U.S. Rep. Raúl Grijalva of Tucson, Arizona also is a named plaintiff in the suit. "American environmental laws are some of the oldest and strongest in the world and they should apply to the borderlands just as they do everywhere else," said Grijalva, whose district includes about 300 miles of the border. "Trump's wall — and his fanatical approach to our southern border — will do little more than perpetuate human suffering while irrevocably damaging our public lands and the wildlife that depend on them."

The Center for Biological Diversity argues that this construction beginning in San Diego and concluding some three states away would wreak possible havoc on the area’s vast wildlife. Wolves, jaguars and over one hundred other species make their homes in these lands. It believes the effects of President Trump’s wall will prove “disastrous.”

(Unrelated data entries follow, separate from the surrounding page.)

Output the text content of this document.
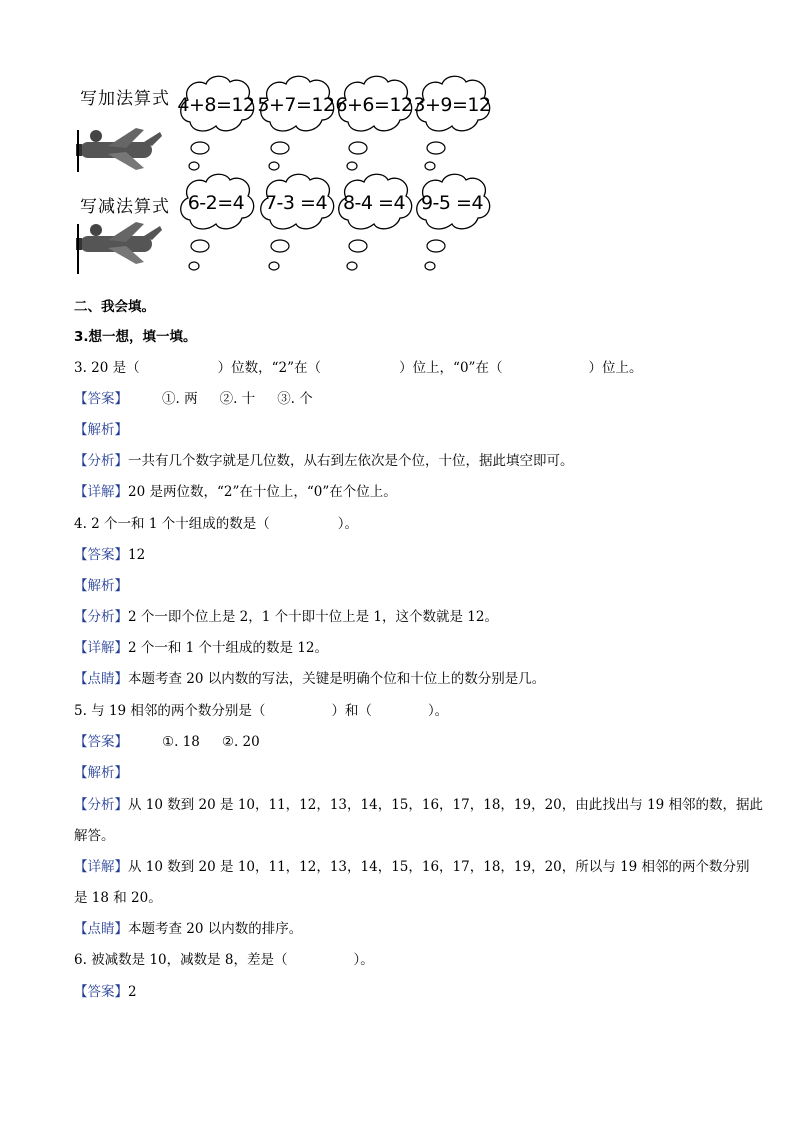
写加法算式
写减法算式
4+8=12 5+7=12 6+6=12 3+9=12
6-2=4	7-3 =4 8-4 =4 9-5 =4
二、我会填。
3.想一想，填一填。
3. 20 是（	）位数，“2”在（	）位上，“0”在（	）位上。
【答案】	①. 两 ②. 十 ③. 个
【解析】
【分析】一共有几个数字就是几位数，从右到左依次是个位，十位，据此填空即可。
【详解】20 是两位数，“2”在十位上，“0”在个位上。
4. 2 个一和 1 个十组成的数是（	）。
【答案】12
【解析】
【分析】2 个一即个位上是 2，1 个十即十位上是 1，这个数就是 12。
【详解】2 个一和 1 个十组成的数是 12。
【点睛】本题考查 20 以内数的写法，关键是明确个位和十位上的数分别是几。
5. 与 19 相邻的两个数分别是（	）和（	）。
【答案】	①. 18 ②. 20
【解析】
【分析】从 10 数到 20 是 10，11，12，13，14，15，16，17，18，19，20，由此找出与 19 相邻的数，据此
解答。
【详解】从 10 数到 20 是 10，11，12，13，14，15，16，17，18，19，20，所以与 19 相邻的两个数分别
是 18 和 20。
【点睛】本题考查 20 以内数的排序。
6. 被减数是 10，减数是 8，差是（	）。
【答案】2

Kierán Suckling, the Executive Director of the Center, said in a statement, “If we’re going to stop it, we have to make a stand right now,” and that President Trump’s “ugly wall will do little more than divide and destroy our magnificent borderlands.”

Randy Serraglio, a spokesman for The Center, explained, “It will take a significant amount of time to thoroughly analyze [the impacts of the wall], and that’s the point.”

This lawsuit is specifically directed at the Department of Homeland Security, which would oversee the border wall project, and who declined to respond to the litigation. The Department did, however, release an environmental impact statement about border enforcement programs as far back as 2001.

In the meantime, a bidding process for contractors to build prototypes for the multibillion-dollar wall project has already begun. Currently, President Trump is requesting from Congress almost $1 billion to begin the wall’s construction, as well as funds for the 14 miles in the San Diego region without fencing, and an additional 14 miles requiring replacement work.

Serraglio boldly added, “What’s happening now is not driven by any rational analysis of border security needs. It’s driven by Donald Trump’s ridiculous campaign rhetoric, and that is not a sound basis for public policy.”

The Center for Biological Diversity, on the other hand, is aptly prepared for this lawsuit; in fact, this is not the first suit they have filed in protest of President Trump’s ideas. The group has filed over a half-dozen other lawsuits aimed at the Trump administration, including cases attempting to protect coyotes from pesticides and to prevent the shooting of wolves at bait stations at Alaska’s national wildlife refuges.